Postman 1985; Meyrowitz 1985; Thompson 1995), and it has also become an important
part of the intellectual heritage of media analyses. His ideas have nevertheless also provoked equally numerous – or perhaps even more numerous – critical readings and debates. One of the most frequent lines of criticism has had to do with his style of writing, as it was never academic in the original sense of the
word. He used flowery language in his efforts to interpret the ways in which broadcasting media would transform human beings, cultures and societies. But even beyond his aphorisms, “probes”, and speculative formulations, critical readers of his medium theory have also found additional and more substantially problematic dimensions. Without going into all the details of this criticism, it is important to point out that
these numerous critiques have been especially keen on noticing the many ways in which Marshall McLuhan seems to have been blinded by his own close readings of the technological possibilities of new media. His efforts to predict the new media’s potential social, cultural, and political consequences based on interpretations of their formal qualities caused McLuhan to be technologically deterministically insensitive to
the ways in which media always develop embedded within a nexus of social, political and economic relations.
This tradition is less helpful, however, when it comes to thinking about the social organization of the media industries, about the ways in which the media are interwoven with the unequal distribution of power and resources, and about how individuals make sense of media products and incorporate them into their lives
(Thompson 1995). These are fairly well-known deficits in McLuhan’s theories, as well as in the theories of
many other medium theorists, and for the argumentation I am about to develop here, it is only necessary to comment briefly on parts of this criticism – especially those parts concerning the tradition’s lack of applicability when it comes to analyzing the media industry, and its tendency to overlook the ways in which individuals understand and make use of media products.
Contrary to what many critiques claim about these analyses of the ecology of broadcasting, medium theorists in general – and Marshall McLuhan in particular – did actually analyse the media users and/or audiences, but in their own rather peculiar ways, rarely through the use of empirical data, and always without sociological conceptualizations of the users. Rather than digging into empirical research, or qualifications of the sociological
characteristics of the users, McLuhan preferred to analyse users from a theoretical and more speculative point of departure. Hence, his writings actually contained a large number of theoretically well-informed suggestions about the possible consequences of the application of new media. These ideas were also rather elaborated, but empirical analyses of users and audiences were deliberately left out.

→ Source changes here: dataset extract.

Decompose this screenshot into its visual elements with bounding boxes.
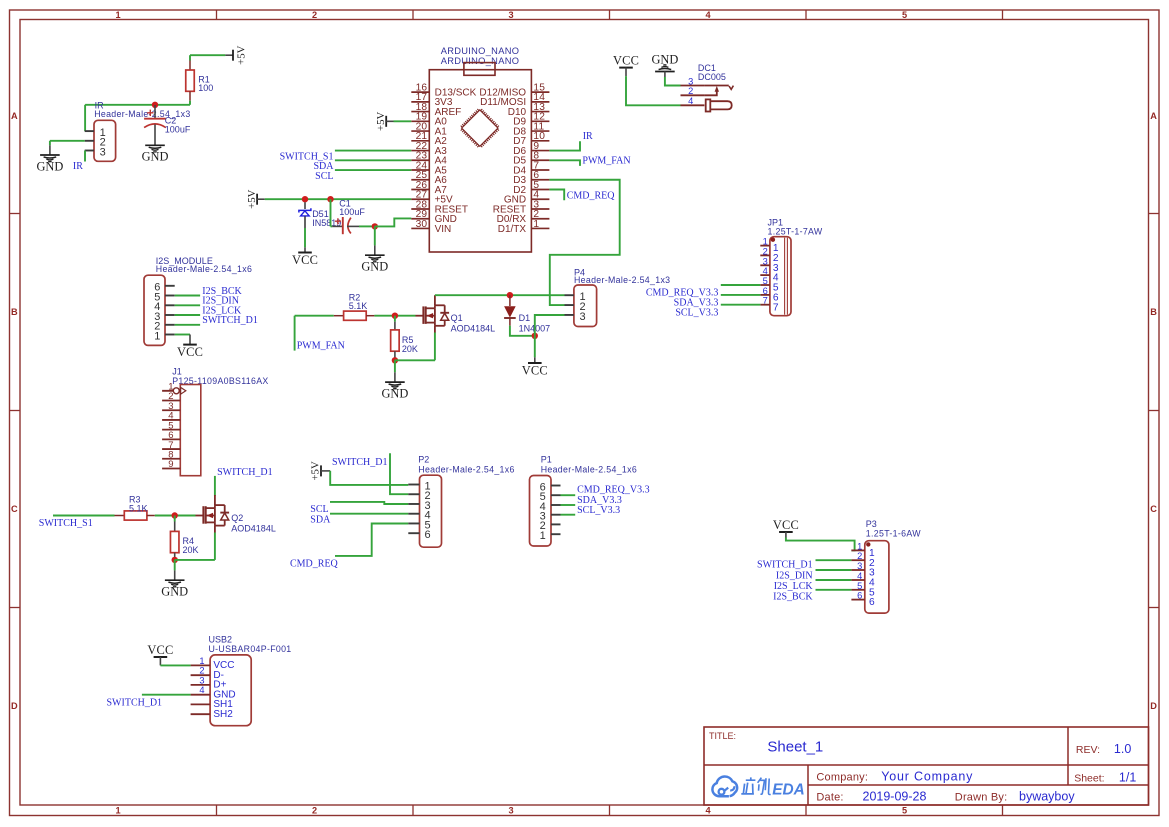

If the audiences, or the users, were theoretically present but empirically absent in McLuhan’s writings, the producers and/or media organizations were more genuinely absent in his efforts to grasp the new ecology brought about by broadcasting media. Simply put, media producers as well as the organizations producing media content were hardly a category of interest to McLuhan, nor was the overall social organization of the
media industry. This missing element is also one of those aspects of McLuhan’s writings that were most severely criticized in Raymond Williams’ (1974) classical, critical reading of McLuhan: If the effect of the medium is the same, whoever controls or uses it, and whatever apparent content he [sic!] may try to insert, then we can forget ordinary political and cultural argument and let the technology run itself. It is hardly surprising that
this conclusion has been welcomed by the “media-men” of the existing institutions. It gives the gloss of avant-garde theory to the crudest versions of their existing interests and practices, and assigns all their critics to pre-electronic irrelevance (1974/1990:128).